I made a choice the other day to believe in a spiritual departure. I’m going to pass on and go to heaven because of two reasons. First, I was baptized and second, because it is my mind’s choice. I am what I am because of who I am. I choose religion.

Thank you for reading and sharing,

Next blog... April 15, 2010... What's the dose of the day?


Terri Lynn said...

Hi Barry,

That was very inspiring. Of course I have shared with you my renewed faith in our Lord as well, so heaven to me sounds like an awesome and wonderful option. I may just pick up the book you read and take a look at it as well. Thanks for sharing.
Terri Lynn

Sherrie said...

Inspiring and beautiful...Thanks for sharing so much of yourself. You remain in our hearts and our prayers.

Anonymous said...

Hi Barry,
I read your blog with interest. I wonder about your two reasons to make it to heaven, in particular, baptism. Does that mean if you are not baptised you are excluded from heaven?
Just curious.

Holohans Down Under said...

Barry, it's too bad that religion sometimes gets in the way of a close relationship with Jesus. People all too often seem to miss the central point of Christianity - belief in Jesus - and worry about "doing good".

I am inspired by your faith in Christ, and we continue to pray for you, Jennifer and Trent.

With Love,

"Come to me, all you who are weary and burdened, and I will give you rest. Take my yoke upon you and learn from me, for I am gentle and humble in heart, and you will find rest for your souls. For my yoke is easy and my burden is light." Matthew 11:28-30

Greg said...

Barry, I've read every word you've written with interest - the highs and lows. This entry was to me the most inspiring.

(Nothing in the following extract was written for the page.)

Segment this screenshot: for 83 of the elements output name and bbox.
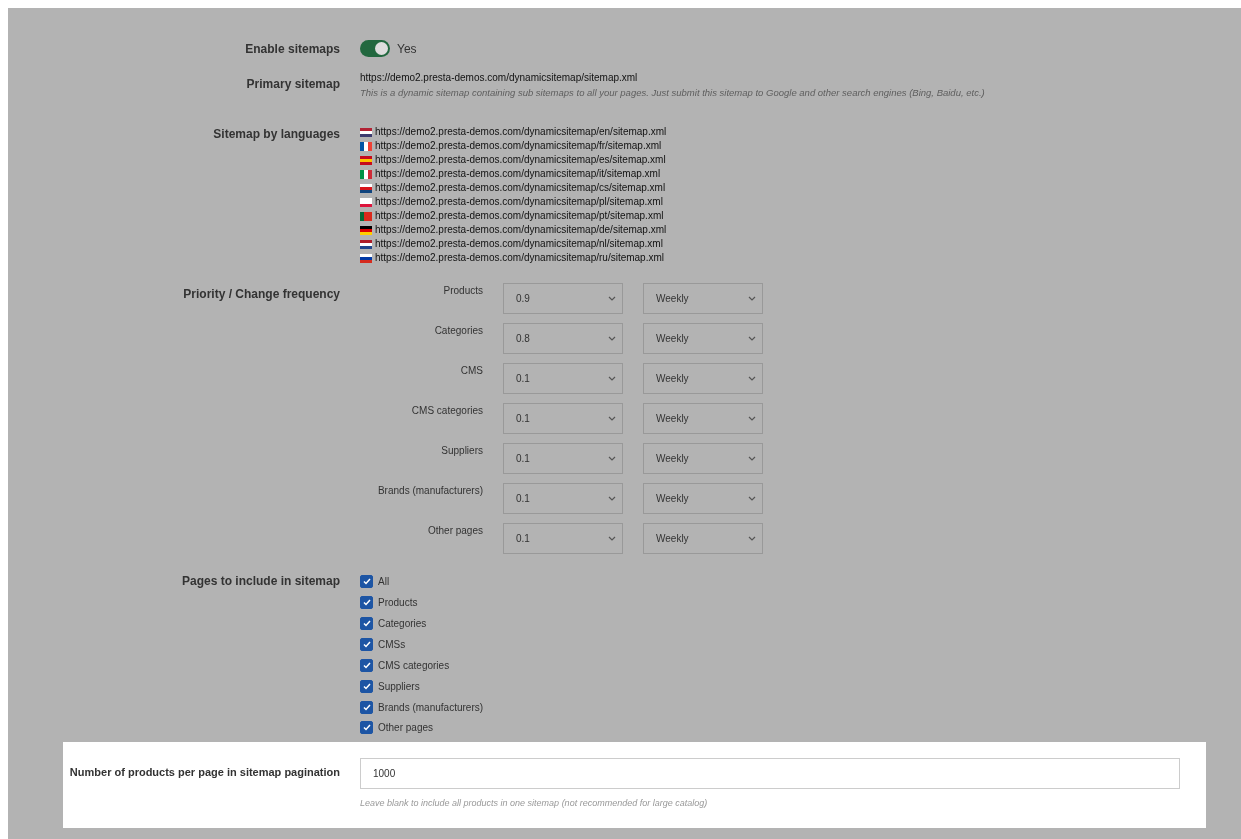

Thanks for your honesty about the way that earlier in life people got in the way of God. So sad, and yet, so prevalent!

I truly believe your example of faith will be a great gift to Trent in the years to come.

Thanks for your willingness to share,
Romans 5:1-8

Cathy Olliffe said...

I just found you Barry, and Chandra has told me you passed on yesterday. You seem so brave. You sound like such a loving husband to Jennifer and a wonderful husband to Trent. I am proud to have known you at all and I pray Jen finds the strength to get her and your son through the terrible days ahead. Peace be with you, old friend.

Bob Campbell said...


Although I did not know you that well we crossed paths many times. I read your blog with interest and envy. I believe that you have it figured out. Gina and Riley told me yesterday as I was out of town that you had passed. May the good lord take care of you Trent and Jen.